Blockchain bridges aim to break down these obstacles. Supporters assert they will play a significant part in “Web3,” the much-hyped vision of a digital future where cryptocurrencies are incorporated into online life and trade.

The eighth-largest cryptocurrency theft ever came from the Nomad hack. Other bridge thefts this year include a $615 million heist from Ronin, which was used in a popular online game, and a $320 million theft from Wormhole, which was used in so-called decentralized banking systems.
Blockchain bridges are the most conducive environment for emerging vulnerabilities, according to Steve Bassi, co-founder and CEO of malware detector PolySwarm.
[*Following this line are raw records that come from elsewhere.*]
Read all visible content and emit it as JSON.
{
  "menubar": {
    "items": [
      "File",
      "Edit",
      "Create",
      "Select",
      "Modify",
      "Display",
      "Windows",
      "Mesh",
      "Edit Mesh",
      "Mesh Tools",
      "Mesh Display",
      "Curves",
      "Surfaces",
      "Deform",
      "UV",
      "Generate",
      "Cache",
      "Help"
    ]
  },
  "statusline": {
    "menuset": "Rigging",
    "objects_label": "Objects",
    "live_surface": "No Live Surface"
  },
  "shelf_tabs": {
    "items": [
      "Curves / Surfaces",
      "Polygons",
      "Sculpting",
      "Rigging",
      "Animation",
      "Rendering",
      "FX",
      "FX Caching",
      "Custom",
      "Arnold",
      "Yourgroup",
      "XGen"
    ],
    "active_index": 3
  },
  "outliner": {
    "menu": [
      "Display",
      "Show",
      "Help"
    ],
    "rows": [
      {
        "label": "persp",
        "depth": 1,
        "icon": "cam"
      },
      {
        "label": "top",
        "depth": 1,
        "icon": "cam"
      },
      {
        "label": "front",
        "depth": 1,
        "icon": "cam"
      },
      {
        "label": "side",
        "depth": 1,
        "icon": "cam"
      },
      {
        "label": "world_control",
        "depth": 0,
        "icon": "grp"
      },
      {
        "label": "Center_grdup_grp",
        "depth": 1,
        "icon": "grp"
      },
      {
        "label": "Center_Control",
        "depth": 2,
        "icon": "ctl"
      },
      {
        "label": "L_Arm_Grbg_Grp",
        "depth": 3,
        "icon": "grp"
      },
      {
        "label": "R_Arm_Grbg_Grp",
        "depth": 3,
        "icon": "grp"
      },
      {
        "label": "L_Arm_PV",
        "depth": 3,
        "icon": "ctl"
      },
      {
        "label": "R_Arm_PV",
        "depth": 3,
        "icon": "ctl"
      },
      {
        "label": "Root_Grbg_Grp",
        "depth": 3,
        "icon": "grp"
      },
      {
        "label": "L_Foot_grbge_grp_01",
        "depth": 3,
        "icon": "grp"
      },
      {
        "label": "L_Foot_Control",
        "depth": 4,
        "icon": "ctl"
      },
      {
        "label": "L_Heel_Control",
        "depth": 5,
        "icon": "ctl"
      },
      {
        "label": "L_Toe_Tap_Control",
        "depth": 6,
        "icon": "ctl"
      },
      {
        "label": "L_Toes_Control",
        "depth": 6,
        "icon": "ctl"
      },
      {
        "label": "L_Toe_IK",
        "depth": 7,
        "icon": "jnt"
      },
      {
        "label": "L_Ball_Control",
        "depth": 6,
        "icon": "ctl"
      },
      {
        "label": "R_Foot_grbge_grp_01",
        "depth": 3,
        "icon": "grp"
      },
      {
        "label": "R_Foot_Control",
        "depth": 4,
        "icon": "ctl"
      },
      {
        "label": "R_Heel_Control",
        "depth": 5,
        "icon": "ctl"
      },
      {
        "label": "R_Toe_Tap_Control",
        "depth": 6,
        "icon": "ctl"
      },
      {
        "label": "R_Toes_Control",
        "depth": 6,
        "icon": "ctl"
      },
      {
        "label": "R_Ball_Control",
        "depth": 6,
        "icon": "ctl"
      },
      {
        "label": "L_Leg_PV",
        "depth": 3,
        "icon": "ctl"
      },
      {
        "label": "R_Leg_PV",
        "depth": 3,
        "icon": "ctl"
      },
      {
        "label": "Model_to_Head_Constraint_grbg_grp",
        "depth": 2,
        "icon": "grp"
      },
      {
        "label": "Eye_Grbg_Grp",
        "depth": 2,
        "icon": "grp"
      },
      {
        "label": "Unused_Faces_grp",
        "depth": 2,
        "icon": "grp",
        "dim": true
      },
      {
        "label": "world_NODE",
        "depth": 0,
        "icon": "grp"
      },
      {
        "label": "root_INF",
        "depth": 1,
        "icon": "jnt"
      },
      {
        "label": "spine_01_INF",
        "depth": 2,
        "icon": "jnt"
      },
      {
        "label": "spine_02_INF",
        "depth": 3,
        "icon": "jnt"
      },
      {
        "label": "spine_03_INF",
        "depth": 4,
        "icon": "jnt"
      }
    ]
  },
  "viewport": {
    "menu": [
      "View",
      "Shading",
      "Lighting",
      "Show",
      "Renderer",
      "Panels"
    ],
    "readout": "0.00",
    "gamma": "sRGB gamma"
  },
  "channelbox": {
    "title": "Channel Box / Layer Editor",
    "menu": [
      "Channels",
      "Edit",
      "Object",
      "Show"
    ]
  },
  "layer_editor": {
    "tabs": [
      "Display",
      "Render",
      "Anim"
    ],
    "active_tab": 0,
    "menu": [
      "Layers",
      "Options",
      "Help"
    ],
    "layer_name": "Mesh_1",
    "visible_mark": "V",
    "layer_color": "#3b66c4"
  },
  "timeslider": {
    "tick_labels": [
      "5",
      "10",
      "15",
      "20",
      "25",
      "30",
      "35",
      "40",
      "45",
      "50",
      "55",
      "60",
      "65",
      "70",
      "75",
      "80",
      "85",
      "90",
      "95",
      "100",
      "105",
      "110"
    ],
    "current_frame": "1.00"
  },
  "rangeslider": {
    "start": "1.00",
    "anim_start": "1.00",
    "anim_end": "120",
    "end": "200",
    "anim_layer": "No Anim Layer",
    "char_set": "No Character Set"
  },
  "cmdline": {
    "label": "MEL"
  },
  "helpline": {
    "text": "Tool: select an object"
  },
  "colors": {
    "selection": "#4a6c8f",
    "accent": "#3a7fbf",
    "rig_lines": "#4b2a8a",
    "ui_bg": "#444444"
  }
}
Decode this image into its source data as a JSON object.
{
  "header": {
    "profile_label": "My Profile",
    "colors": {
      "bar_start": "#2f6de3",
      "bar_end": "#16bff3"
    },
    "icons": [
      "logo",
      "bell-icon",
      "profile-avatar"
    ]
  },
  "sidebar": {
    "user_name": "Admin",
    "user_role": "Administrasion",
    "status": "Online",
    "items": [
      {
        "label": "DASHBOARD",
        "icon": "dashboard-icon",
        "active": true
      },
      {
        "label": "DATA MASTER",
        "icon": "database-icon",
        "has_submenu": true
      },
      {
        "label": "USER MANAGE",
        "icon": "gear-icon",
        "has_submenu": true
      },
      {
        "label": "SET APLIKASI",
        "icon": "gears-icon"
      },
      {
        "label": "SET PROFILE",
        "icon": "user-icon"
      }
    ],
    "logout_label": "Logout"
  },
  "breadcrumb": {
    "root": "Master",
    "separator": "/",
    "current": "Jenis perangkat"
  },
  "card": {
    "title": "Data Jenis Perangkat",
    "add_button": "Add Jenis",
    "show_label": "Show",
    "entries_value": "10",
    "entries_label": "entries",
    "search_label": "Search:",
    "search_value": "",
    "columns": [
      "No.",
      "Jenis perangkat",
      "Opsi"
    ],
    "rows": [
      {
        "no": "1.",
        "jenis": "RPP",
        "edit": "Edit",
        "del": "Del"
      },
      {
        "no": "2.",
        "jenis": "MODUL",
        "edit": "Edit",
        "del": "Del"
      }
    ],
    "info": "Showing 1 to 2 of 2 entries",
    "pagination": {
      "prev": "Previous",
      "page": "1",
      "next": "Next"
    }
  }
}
Nomad and other companies that make blockchain bridge software have received support.

Pranay Mohan, co-founder and CEO of Nomad, called its security methods the “gold standard.” Nomad, based in San Francisco, claimed to have received $22.4 million from investors just five days before being hacked, including well-known exchange Coinbase Global (COIN.O).

Advertisement

It has indicated that it is working with law enforcement agencies and a blockchain analysis business to monitor the stolen assets. Late this week, it promised a reward of up to 10% for the recovery of the money taken from the bridge. On Saturday, it disclosed that it had already recovered more than $32 million of the monies that had been taken.

According to Mohan, the community is what matters most in cryptocurrencies, and the restoration of bridging user cash is our top goal. He spoke to allegedly moral hackers by saying, “Any party that reimburses 90% or more of funds that were misappropriated would be regarded as a “white hat,” and white hats won’t be penalized by us.
Recent conversations with a number of blockchain and cyber security professionals indicate that bridges can be vulnerable places for projects and apps because of their complexity.

One reason why hackers have recently targeted these cross-chain bridges is because of the immense technical sophistication involved in developing these kinds of services, according to Ganesh Swami, CEO of blockchain data company Covalent in Vancouver, which had some cryptocurrency stored on Nomad’s bridge when it was hacked.

For instance, some bridges modify cryptocurrency tokens to make them compatible with different blockchains while retaining the original coins in reserve. Others rely on smart contracts, complex agreements that carry out transactions automatically.

All of these might contain bugs or other programming flaws that provide hackers access.

So what course of action is best here?

Audits of smart contracts and “bug bounty” schemes that reward open-sourced evaluations of smart contract code, according to some experts, could help avoid cybercrimes.

Others contend that spreading out the control over the bridges among more diverse entities will improve their resilience and code transparency.

Advertisement

Cross-chain bridges are an enticing target for hackers because they generally use a centralized infrastructure that typically locks up assets, claims Victor Young, founder and chief architect of American blockchain firm Analog.